When is the module of Kahler differentials free?

Question

As the title says, when is the module of Kahler differentials a free module? In particular, are there known conditions or criterions that could be met that ensures that it will be free?

For example, if one has a finitely generated algebra $S=k[x_0,\cdots,x_n]/(f_1,\cdots, f_l)$ over a field $k$, then one could require that the generators induced from the $f_i$ for $\Omega_{S/k}$ be linearly independent. However, this is a very naive approach. I was curious if there something more interesting. For example, if the ring $S=k[x_0,\cdots,x_n]/(f_1,\cdots, f_l)$ (where $l<n$) has the property that the determinant of the matrix $(\frac{\partial f_i}{\partial x_j})_{i,j=1}^l$ is a unit of $S$. I am not entirely sure if that is accurate on the top of my head, but something along those lines.

Another question is, when is the module of differentials reflexive?

Answer 1

This is just expanding my comment above (which I messed up forgetting dollar signs).

For simplicity, let me assume that $X\subset\mathbb{A}^n$ be a $d$ dimensional smooth variety with $\Omega^1_X$ free of rank $d$ (in characteristic zero, like your situation, it always is smooth, but in positive characteristic, you need to assume smoothness). Then, for a sufficiently large $m$, embed $\mathbb{A}^n\subset \mathbb{A}^{n+m}$ as a linear subspace and then $X\subset\mathbb{A}^{n+m}$ is a complete intersection. Here is a sketch of the proof.

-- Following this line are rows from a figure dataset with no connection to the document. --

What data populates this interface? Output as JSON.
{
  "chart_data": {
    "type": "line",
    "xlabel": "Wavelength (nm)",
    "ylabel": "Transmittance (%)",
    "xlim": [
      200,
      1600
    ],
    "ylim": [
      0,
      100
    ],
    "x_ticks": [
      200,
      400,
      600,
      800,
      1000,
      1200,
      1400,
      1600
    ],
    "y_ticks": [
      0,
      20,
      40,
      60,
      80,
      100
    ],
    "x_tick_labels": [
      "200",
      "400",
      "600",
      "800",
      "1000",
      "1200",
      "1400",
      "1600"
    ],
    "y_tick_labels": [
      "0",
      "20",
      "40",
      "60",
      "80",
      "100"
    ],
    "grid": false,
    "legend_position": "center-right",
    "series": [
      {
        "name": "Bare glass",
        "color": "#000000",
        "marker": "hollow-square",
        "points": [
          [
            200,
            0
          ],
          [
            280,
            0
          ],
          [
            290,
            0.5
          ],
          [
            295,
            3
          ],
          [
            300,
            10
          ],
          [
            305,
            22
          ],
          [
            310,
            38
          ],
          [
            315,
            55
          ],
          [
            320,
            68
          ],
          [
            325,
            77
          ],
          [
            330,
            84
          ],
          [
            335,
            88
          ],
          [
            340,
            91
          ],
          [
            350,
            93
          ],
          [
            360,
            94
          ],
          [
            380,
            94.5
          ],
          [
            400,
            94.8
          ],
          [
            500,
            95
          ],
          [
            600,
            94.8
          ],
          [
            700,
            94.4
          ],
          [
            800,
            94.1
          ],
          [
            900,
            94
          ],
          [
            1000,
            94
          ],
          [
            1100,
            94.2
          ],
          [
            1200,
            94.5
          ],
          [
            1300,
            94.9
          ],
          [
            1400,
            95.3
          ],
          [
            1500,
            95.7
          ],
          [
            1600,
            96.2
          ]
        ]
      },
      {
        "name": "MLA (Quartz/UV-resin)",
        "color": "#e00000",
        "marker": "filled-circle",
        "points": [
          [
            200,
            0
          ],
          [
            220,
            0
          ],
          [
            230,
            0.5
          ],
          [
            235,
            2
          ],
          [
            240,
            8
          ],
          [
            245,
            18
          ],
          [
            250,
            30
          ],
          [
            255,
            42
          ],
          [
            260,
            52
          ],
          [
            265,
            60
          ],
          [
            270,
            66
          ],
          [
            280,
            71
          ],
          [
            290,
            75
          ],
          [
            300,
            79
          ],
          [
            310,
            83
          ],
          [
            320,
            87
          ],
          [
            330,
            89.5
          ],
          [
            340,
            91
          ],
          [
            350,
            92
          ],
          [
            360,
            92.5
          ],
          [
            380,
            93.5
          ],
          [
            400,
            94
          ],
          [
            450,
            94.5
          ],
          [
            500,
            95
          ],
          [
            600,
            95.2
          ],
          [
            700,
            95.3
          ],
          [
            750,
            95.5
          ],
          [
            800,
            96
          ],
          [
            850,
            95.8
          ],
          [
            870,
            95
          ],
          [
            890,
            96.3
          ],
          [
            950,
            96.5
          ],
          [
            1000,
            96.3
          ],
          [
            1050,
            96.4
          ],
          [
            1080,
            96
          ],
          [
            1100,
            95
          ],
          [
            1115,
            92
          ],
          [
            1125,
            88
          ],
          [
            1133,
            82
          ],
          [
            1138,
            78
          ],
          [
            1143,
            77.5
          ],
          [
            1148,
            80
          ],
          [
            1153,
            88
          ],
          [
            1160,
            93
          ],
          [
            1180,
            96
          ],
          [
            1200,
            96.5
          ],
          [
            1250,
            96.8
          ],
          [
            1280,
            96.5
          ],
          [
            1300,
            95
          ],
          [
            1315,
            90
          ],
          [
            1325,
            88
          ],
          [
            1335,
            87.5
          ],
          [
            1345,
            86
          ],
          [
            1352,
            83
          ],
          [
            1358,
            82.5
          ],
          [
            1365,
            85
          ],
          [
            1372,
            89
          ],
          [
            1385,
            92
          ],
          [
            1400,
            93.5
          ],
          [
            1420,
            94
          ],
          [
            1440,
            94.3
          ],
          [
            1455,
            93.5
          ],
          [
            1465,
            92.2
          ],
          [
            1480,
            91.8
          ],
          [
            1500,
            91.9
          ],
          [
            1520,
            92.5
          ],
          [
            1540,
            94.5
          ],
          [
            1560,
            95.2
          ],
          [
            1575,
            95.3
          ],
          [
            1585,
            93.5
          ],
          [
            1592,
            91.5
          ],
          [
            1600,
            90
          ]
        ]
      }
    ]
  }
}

Let $I$ define $X\subset\mathbb{A}^n$. Then one has the Euler sequence, $$0\to I/I^2\to \Omega^1_{\mathbb{A}^n|X}\to\Omega^1_X\to 0.$$

Thus $I/I^2$ is stably free. So, if we emebed $X\subset\mathbb{A}^{n+r}$, for large $r$, and call $I$ as the defining ideal of $X$ in this larger space, one gets $I/I^2$ to be stably free and large rank. A stably free module of sufficiently large rank is free by Bass's theorem. So, we may assume that $I/I^2$ is free (of rank, the codimension of $X$).

Now adding one more variable, say $y$, one can check that $I+(y)$ is in fact generated by the correct number of elements. For this, first pick a set of elements $f_1,\ldots, f_s\in I$ which generate $I/I^2$. Then by Nakayama, it is easy to see that there exists an element $h\in I$ such that $h(1-h)\in (f_1,\ldots, f_s)$ and $I=(f_1,\ldots, f_s,h)$. Then $I+(y)=(f_1,\ldots, f_s,h+y(1-h))$, proving what you want.